The pages of the artists nominated for the PIPA Prize are gradually fed with content related to their work. Each participant has its page, in which there is information about its trajectory, images, texts, and/or videos about the works. These pages serve as a catalog of contemporary Brazilian art and can be updated by the artist at any time.
In this post, we present some pages of the 66 names of PIPA 2020. The artists below participate for the first time:
With a bachelor’s degree in Fine Arts by the Universidade de Brasília, Bia Leite focuses her studies on painting, engraving, drawing and cinema. Her collages are what guide her creative process, addressing subjects such as violence, conflict, daily life, love, questions about gender and sexuality and the strength of the TLGBQI+ family. Music shows up in her works as the soundtrack of metaphorical fictional images. It may be surprising to see her painting series including movie names, music albums, blogs and memes of Ceará’s drag queen reality show. Links between composition texts and acclaimed pop culture images.
Bruno Rios holds a Master’s degree in Arts and Bachelor degree in Visual Arts by Universidade Federal de Minas Gerais (UFMG). The questions related to the body, the landscape the displacement, the play, and the draw are concepts tools used by him in an intent to open possibilities for the world’s interpretation and reconfiguration.

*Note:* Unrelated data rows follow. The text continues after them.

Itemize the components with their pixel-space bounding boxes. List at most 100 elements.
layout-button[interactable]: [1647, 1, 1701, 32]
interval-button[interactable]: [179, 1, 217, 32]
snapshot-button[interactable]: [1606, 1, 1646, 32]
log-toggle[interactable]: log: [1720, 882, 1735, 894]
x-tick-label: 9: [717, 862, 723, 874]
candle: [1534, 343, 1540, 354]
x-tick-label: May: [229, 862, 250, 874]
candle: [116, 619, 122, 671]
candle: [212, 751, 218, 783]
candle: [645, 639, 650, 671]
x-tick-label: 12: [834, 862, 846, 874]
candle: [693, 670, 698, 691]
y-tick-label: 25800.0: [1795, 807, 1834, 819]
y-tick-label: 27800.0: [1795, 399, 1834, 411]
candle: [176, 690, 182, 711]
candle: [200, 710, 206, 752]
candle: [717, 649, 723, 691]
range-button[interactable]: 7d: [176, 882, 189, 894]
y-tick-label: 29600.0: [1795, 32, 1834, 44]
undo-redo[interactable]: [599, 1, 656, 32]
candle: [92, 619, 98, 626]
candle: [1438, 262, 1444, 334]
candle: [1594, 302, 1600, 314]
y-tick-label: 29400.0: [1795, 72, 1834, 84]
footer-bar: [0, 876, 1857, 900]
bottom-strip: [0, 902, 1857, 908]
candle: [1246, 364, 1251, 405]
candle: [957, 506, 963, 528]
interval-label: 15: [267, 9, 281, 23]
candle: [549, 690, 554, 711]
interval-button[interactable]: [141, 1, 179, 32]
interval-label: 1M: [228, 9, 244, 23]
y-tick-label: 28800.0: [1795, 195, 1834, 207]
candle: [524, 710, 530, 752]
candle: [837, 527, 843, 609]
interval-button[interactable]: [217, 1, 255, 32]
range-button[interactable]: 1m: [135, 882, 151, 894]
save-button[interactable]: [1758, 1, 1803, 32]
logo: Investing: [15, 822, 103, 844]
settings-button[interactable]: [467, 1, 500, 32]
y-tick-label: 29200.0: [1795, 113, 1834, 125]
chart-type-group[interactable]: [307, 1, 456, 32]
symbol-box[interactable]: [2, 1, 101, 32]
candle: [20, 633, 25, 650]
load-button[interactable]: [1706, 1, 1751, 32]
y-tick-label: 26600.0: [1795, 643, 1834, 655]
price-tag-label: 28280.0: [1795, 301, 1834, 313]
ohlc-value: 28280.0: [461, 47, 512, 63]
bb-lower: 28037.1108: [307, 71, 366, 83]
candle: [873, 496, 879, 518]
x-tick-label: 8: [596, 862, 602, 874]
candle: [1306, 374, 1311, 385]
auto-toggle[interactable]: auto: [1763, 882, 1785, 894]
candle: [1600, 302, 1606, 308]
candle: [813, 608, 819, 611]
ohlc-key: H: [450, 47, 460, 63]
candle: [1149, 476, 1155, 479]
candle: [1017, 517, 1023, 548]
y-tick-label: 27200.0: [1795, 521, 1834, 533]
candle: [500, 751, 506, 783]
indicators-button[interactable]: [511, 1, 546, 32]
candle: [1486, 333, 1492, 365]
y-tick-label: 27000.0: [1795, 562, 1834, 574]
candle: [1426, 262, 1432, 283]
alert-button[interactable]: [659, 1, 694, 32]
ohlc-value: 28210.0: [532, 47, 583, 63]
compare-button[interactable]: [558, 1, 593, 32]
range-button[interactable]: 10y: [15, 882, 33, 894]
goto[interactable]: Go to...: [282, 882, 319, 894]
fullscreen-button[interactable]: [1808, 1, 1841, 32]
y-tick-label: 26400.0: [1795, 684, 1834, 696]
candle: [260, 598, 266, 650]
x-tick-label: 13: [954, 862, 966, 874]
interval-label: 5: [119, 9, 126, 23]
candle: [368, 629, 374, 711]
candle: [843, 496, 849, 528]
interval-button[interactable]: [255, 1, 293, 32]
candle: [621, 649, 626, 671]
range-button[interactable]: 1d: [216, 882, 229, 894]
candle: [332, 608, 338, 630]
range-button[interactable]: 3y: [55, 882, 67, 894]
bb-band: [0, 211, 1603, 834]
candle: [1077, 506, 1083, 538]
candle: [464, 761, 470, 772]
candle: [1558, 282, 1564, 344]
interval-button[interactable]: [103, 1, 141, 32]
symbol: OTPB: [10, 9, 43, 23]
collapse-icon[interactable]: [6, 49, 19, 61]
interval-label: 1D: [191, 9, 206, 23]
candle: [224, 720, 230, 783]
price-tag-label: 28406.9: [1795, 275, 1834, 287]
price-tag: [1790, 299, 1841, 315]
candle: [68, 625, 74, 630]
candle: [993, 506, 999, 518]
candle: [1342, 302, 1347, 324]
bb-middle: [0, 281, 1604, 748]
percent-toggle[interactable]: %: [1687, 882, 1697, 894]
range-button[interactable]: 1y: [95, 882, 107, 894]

Cecília Lima is a visual artist who lives and works in Brasilia, Brazil. Her production investigates the relations established due to walking in the city as a process, where the daily routes are the driving force on her field of research. She also takes interest in architecture and diverse materials, as objects, images and sounds that she gathers during those walks through the streets. The artist studies Visual Arts at the University of Brasilia – UnB. Exhibits regularly since 2017. In 2019, had her first solo show in Esponcedra Art and Culture Gallery, Barcelona, Spain.
Eduardo Montelli’s practice moves between performance, video, photography, and archiving. His jobs expose several concerns about the influence of documentation, narratives and other forms of “registration own” in the way we live and are socially recognized. From an improvisation process and everyday experimentation in the spaces he lives, especially the houses, he produces images that intertwine fiction and reality, materiality and virtuality, revealing identity in constant construction and deconstruction.
Flávia Bertinato earned a BA in Fine Arts from IA / UNESP, a Master’s in Visual Arts from ECA / USP and currently she is a Ph.D. student in Fine Arts, Visuals and Interartes at EBA / UFMG. From a wide range of materiality and transpositions in the symbolic field, Flávia Bertinato has been exploring in her paintings, photographs, installations and sculptures, matters about ways of social interaction, intimacy, anonymity and allegorical constructions that problematizes the female gender.
Rodrigo Braga was born in Manaus (Amazon, Brazil) in 1976 and raised in Recife, where he pursued a degree in Visual Arts at the Federal University of Pernambuco (2002). In 2012 Braga won PIPA Popular Vote Exhibition category, during the Finalists Exhibition at MAM-Rio, and donated the work ‘Biólito’ to the permanent collection of the Museum. In 2013, the artist won the Emerging Talent Prize of Art Museum of São Paulo – MASP.
Hori holds a BFA and MFA from the University of Sao Paulo and currently is a PhD candidate in Visual Arts at Tokyo University of the Arts. She believes to be an essayist-zuihitsuka-artist, who in an erratic way, investigates varied themes of interest, testing different plastic solutions that tension the relationship between space, time, narrative, audience. Hori has been taking part on national and international exhibitions, artistic residencies, and has received the awards: “V Prêmio Diário Contemporâneo de Fotografia” (2014), “VI Prêmio de Artes Plásticas Marcantonio Vilaça e Rede Nacional Funarte” (2011), UNESCO – Aschberg Bursary Program for Artists (2011).